Growth in terms of volume and sales has been healthy. From an annual 8.99 million pizzas sold in FY-07, volumes have jumped to 21.74 million in FY-09. Sales, therefore, recorded a 42 per cent three-year compounded annual growth, while net profits grew 49 per cent.
A centralised sourcing and distribution system in four centres across the country, combined with back-end facilities in smaller cities, has largely aided operating margins. Dedicated transport fleet and cold-chain systems allow efficient distribution; inventory turnover period is less than a week. Operating margin has been at 13 per cent in FY-07 to FY-09, it further improved to 16 per cent in the first half of FY-10 on account of controls in manufacturing costs.
Of the Rs 58 crore of the offer that goes to JFL, Rs 35 crore is marked for repayment of debt. With a pre-issue debt-equity ratio of 2.4 times (Sept '09), repayment will help bring this ratio down to 1.2 times, post-issue. Interest costs have hitherto been the biggest dampener on margins, cutting net profit margins to 4 per cent in FY-08 and further to 2 per cent in FY-09. In this backdrop, the company is unlikely to use capital raised to fund expansion of outlets. It has previously bankrolled expansion through a combination of internal accruals and debt.
Despite the positive picture presented by JFL, there are a good many risks. For one, with a good portion of the offer proceeds not flowing into the company, should debt be taken on in the future to fund expansion, it could reduce margins and constrain cash flows.

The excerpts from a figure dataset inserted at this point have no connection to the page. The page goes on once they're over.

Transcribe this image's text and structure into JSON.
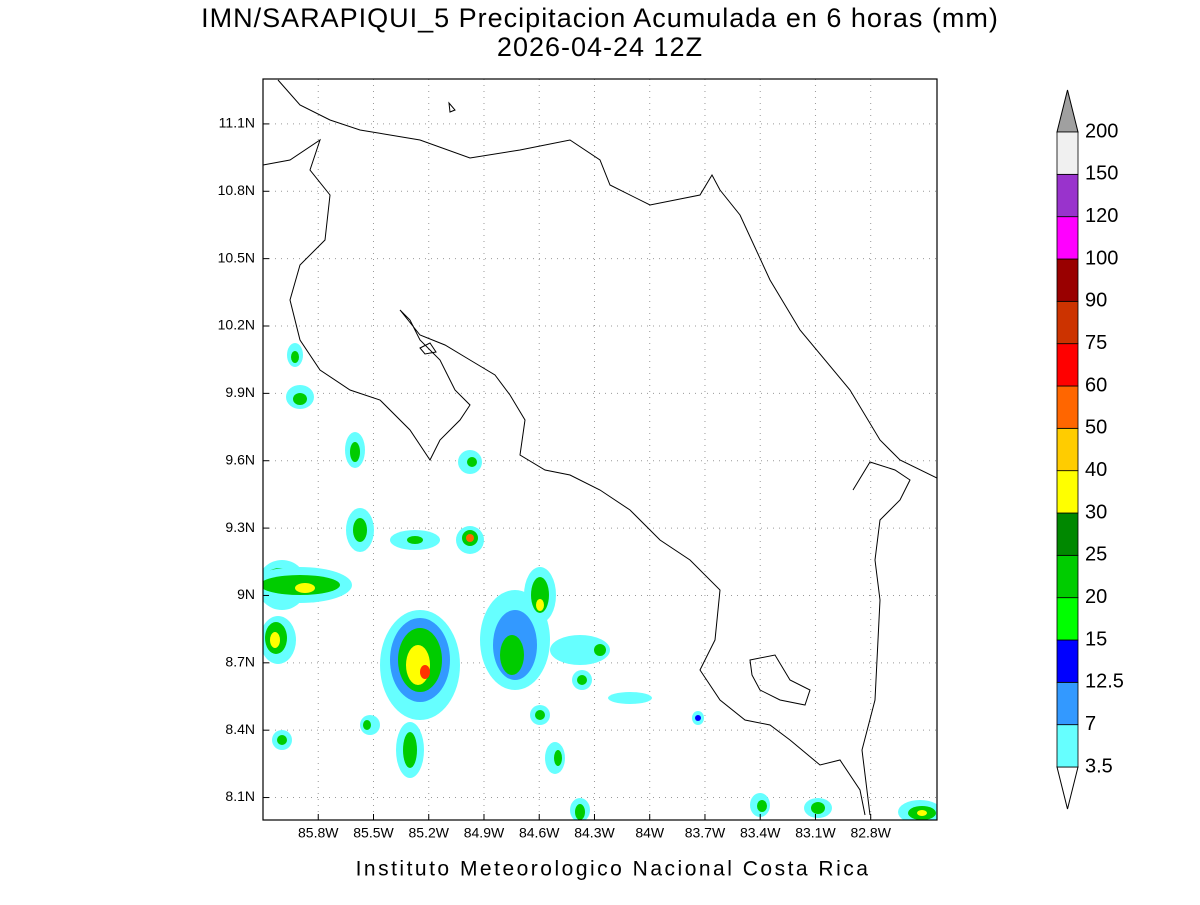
{
  "title": "IMN/SARAPIQUI_5 Precipitacion Acumulada en 6 horas (mm)",
  "subtitle": "2026-04-24 12Z",
  "footer": "Instituto Meteorologico Nacional Costa Rica",
  "map": {
    "lon_range": [
      -86.1,
      -82.44
    ],
    "lat_range": [
      8.0,
      11.3
    ],
    "lat_ticks": [
      {
        "value": 11.1,
        "label": "11.1N"
      },
      {
        "value": 10.8,
        "label": "10.8N"
      },
      {
        "value": 10.5,
        "label": "10.5N"
      },
      {
        "value": 10.2,
        "label": "10.2N"
      },
      {
        "value": 9.9,
        "label": "9.9N"
      },
      {
        "value": 9.6,
        "label": "9.6N"
      },
      {
        "value": 9.3,
        "label": "9.3N"
      },
      {
        "value": 9,
        "label": "9N"
      },
      {
        "value": 8.7,
        "label": "8.7N"
      },
      {
        "value": 8.4,
        "label": "8.4N"
      },
      {
        "value": 8.1,
        "label": "8.1N"
      }
    ],
    "lon_ticks": [
      {
        "value": -85.8,
        "label": "85.8W"
      },
      {
        "value": -85.5,
        "label": "85.5W"
      },
      {
        "value": -85.2,
        "label": "85.2W"
      },
      {
        "value": -84.9,
        "label": "84.9W"
      },
      {
        "value": -84.6,
        "label": "84.6W"
      },
      {
        "value": -84.3,
        "label": "84.3W"
      },
      {
        "value": -84,
        "label": "84W"
      },
      {
        "value": -83.7,
        "label": "83.7W"
      },
      {
        "value": -83.4,
        "label": "83.4W"
      },
      {
        "value": -83.1,
        "label": "83.1W"
      },
      {
        "value": -82.8,
        "label": "82.8W"
      }
    ]
  },
  "colorbar": {
    "levels": [
      3.5,
      7,
      12.5,
      15,
      20,
      25,
      30,
      40,
      50,
      60,
      75,
      90,
      100,
      120,
      150,
      200
    ],
    "colors": [
      "#66ffff",
      "#3399ff",
      "#0000ff",
      "#00ff00",
      "#00cc00",
      "#008800",
      "#ffff00",
      "#ffcc00",
      "#ff6600",
      "#ff0000",
      "#cc3300",
      "#990000",
      "#ff00ff",
      "#9933cc",
      "#f0f0f0"
    ],
    "below_color": "#ffffff",
    "above_color": "#a0a0a0"
  }
}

Two, JFL has an accumulated loss of Rs 62.3 crore as of September 2009, against average yearly profits of about Rs 6 crore, , precluding dividend payouts in initial years after listing.. Once losses are written off, the company would face increased taxes, squeezing net margins.
Three, going forward, inflationary pressures could lead to raw material cost increases. Margins, thus, could slip, else JFL may increase retail prices of its products, which could hurt sales.
Current assets, including cash, also do not cover dues to sundry creditors. Of the capital raised that accrues to JFL, almost 40 per cent goes towards issue expenses and general corporate purposes which may be varied and difficult to ascertain.
Dominos Pizza, while enjoying brand equity in the door-delivery segment, still faces tough competition from dine-in eateries, other national lower-priced fast-food chains such as McDonalds, KFC and so on, besides small, local eateries.
These factors, therefore, argue against paying premium valuations for this offer. It may thus be avoided, but price corrections post-listing bringing about more reasonable valuations may be used to enter what is an attractive business with no other listed competitor.
The issue is open from January 16 to 18. On offer are 22,670,447 shares, of which 4,000,000 shares are a fresh issue. Kotak Mahindra is the lead manager.